Mass-Spring Oscillator Time-Domain Solution

Consider now the mass-spring oscillator:

Electrical equivalent-circuit:

Newton's second law of motion:

$$f_m(t)=m{\ddot x}(t).$$

Hooke's law for ideal springs:

$$f_k(t)=kx(t)$$

Newton's third law of motion:

$$\begin{eqnarray*} f_m(t) + f_k(t) &=& 0\\ \Rightarrow\; m {\ddot x}(t) + k x(t) &=& 0 \end{eqnarray*}$$

We have thus derived a second-order differential equation governing the motion of the mass and spring. (Note that $x(t)$ is both the position of the mass and compression of the spring at time $t$ .)

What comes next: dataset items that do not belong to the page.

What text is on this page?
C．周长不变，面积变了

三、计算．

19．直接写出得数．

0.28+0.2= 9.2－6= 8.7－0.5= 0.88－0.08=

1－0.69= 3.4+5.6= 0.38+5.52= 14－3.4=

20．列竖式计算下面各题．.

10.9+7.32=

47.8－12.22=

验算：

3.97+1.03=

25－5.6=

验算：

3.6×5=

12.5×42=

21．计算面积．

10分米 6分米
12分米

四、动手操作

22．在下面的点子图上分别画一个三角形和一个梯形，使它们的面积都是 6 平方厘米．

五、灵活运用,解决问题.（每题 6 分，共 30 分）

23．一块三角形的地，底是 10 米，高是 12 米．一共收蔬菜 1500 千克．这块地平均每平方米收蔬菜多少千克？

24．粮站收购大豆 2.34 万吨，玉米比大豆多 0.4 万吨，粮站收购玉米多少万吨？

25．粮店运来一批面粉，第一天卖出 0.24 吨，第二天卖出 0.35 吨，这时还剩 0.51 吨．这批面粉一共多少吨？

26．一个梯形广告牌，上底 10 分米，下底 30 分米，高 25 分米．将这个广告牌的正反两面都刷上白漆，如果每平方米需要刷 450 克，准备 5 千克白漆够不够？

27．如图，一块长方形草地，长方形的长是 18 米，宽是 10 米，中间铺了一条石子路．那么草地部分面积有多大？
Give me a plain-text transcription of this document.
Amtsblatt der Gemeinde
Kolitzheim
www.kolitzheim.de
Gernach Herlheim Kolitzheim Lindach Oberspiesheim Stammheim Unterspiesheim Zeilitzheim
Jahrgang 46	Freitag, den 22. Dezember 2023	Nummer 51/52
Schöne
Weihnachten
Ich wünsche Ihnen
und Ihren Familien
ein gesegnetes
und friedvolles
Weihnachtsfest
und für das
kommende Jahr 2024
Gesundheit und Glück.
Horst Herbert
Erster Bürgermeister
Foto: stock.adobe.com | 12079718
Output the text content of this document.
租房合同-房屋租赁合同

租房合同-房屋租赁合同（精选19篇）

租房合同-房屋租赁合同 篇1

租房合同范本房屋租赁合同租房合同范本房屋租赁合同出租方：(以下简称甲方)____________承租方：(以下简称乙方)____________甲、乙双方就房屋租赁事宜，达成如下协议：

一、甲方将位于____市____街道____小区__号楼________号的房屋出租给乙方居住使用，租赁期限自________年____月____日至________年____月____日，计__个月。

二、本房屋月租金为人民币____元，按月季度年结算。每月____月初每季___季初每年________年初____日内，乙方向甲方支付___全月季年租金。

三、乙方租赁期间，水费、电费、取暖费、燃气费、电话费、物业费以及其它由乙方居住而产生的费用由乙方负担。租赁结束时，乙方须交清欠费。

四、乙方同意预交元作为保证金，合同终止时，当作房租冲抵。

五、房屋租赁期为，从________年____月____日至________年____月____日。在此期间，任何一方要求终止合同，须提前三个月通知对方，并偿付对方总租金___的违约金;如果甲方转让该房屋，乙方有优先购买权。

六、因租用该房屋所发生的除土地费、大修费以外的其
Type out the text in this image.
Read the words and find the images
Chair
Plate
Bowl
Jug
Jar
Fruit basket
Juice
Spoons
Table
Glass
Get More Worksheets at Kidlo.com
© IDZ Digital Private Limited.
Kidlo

Taking the Laplace transform of both sides of this differential equation gives

$$\begin{eqnarray*} 0 &=& {\cal L}_s\{m{\ddot x}+ k x\} \\ &=& m{\cal L}_s\{{\ddot x}\} + k {\cal L}_s\{x\} \quad \hbox{(linearity)} \\ &=& m\left[s{\cal L}_s\{{\dot x}\} - {\dot x}(0)\right] + k X(s) \quad\hbox{(differentiation theorem)} \\ &=& m\left\{s\left[sX(s) - x(0)\right] - {\dot x}(0)\right\} + k X(s) \quad \hbox{(diff.~thm again)} \\ &=& ms^2 X(s) - msx(0) - m{\dot x}(0) + k X(s) \end{eqnarray*}$$

Let $x(0)=x_0$ and ${\dot x}(0)={\dot x}_0=v_0$ for simplicity.
Solving for $X(s)$ gives

$$\begin{eqnarray*} X(s) &=& \frac{sx_0 + v_0}{s^2 + \frac{k}{m}} \;\mathrel{\stackrel{\mathrm{\Delta}}{=}}\; \frac{r}{s+j{\omega_0}} + \frac{\overline{r}}{s-j{\omega_0}},\quad {\omega_0}\mathrel{\stackrel{\mathrm{\Delta}}{=}}\sqrt{k/m}, \\ [10pt] r&=& \frac{x_0}{2} + j \frac{v_0}{2{\omega_0}} \;\mathrel{\stackrel{\mathrm{\Delta}}{=}}\; R_r e^{j\theta_r},\quad\hbox{with}\\ [10pt] R_r &\mathrel{\stackrel{\mathrm{\Delta}}{=}}& \frac{\sqrt{v^2_0 + {\omega_0}^2 x^2_0}}{2{\omega_0}}, \qquad \theta_r \;\mathrel{\stackrel{\mathrm{\Delta}}{=}}\; \tan^{-1}\left(\frac{v_0}{{\omega_0}x_0}\right) \end{eqnarray*}$$

denoting the modulus and angle of the pole residue $r$ , respectively.